Napier juice company Simply Squeezed is eyeing a potential sharemarket listing after a major capital injection from an Australian private equity firm.
Sydney-based Crescent Capital Partners is paying millions of dollars for a 60 per cent stake in a new holding company.
It also plans to put millions more into developing the business and modernising its plant, Simply Squeezed founder and chief executive Steve Brownlie said yesterday.
Brownlie, who retains a 40 per stake, said he would retain control of Simply Squeezed.
The company had annual turnover of more than $20 million and the deal gave him a significant cash payment, which he would use to develop orchards owned by one of his companies.
The business started as a hand-squeezing operation in 1991 and it now has a Napier plant, employs 84 people and has 45 distributors nationally.
Simply Squeezed has a 63 per cent share of the chilled juice market and uses 80 per cent of all New Zealand-produced juicing oranges.
The orchards Brownlie is developing are in Gisborne and Wairoa and are expected to triple local production so the business can cut costs involved in importing juice from Australia.
Brownlie said he had been put in touch with Crescent after looking for an equity injection to help his expansion plans.

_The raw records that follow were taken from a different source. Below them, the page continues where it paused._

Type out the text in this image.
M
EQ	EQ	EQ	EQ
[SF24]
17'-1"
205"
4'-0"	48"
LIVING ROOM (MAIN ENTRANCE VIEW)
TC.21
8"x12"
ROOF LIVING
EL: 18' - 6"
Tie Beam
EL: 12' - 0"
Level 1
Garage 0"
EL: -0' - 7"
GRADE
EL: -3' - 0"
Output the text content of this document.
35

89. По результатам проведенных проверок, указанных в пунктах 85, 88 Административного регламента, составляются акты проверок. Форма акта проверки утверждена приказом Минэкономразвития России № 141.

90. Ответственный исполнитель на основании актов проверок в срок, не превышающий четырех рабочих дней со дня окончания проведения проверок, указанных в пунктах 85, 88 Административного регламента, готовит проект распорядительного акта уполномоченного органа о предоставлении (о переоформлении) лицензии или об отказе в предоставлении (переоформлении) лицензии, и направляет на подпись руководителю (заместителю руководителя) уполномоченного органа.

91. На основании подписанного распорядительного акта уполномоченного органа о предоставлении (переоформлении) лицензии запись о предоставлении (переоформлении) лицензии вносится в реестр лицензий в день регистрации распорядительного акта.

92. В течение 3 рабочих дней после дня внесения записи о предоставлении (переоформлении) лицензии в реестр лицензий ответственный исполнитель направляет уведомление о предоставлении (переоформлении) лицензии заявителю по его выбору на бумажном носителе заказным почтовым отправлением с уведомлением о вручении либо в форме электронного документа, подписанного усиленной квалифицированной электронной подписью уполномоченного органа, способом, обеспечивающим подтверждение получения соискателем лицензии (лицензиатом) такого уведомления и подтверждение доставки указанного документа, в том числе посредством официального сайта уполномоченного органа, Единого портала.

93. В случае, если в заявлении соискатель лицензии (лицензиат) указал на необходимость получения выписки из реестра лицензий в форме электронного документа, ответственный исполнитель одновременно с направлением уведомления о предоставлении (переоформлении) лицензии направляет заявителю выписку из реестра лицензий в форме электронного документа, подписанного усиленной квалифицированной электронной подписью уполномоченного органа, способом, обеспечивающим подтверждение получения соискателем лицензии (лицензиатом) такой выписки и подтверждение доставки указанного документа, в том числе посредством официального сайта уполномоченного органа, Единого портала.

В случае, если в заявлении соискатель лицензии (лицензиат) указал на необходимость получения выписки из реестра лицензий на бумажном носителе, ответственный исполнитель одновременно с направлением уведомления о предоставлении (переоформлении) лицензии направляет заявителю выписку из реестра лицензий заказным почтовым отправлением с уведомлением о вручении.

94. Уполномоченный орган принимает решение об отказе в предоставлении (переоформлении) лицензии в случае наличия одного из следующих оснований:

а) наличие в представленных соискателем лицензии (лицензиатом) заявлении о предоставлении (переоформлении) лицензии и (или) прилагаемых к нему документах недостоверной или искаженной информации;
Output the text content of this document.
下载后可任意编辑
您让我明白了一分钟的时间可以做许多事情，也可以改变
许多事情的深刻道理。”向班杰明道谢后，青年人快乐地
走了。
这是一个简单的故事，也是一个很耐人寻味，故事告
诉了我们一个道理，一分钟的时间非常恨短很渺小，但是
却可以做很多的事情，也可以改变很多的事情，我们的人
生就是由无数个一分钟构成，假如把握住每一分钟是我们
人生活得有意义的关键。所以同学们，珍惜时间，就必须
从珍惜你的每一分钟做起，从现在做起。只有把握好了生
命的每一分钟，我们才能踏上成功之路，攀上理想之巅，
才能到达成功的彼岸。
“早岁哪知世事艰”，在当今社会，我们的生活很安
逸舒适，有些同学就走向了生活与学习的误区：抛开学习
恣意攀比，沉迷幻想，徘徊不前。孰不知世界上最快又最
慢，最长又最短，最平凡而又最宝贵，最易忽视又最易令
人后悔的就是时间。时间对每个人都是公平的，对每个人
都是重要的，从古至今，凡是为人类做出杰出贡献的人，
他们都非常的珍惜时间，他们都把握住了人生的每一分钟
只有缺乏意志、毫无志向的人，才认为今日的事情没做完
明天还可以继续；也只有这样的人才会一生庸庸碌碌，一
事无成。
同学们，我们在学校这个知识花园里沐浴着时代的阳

He said he and Crescent might consider a float in four or five years.
Crescent's executive director Andrew McGill dismissed speculation that the firm may have paid too much for its stake.
"Our due diligence for any investment is pretty intense and thorough."
He said Crescent would consider other opportunities in the food and beverage sector, and in New Zealand business in general.
"I wouldn't limit it to food and beverage, although we have seen a couple of opportunities."
McGill said Crescent was not alone in viewing the New Zealand market as offering attractive investment opportunities in a marginally less competitive capital environment than Australia.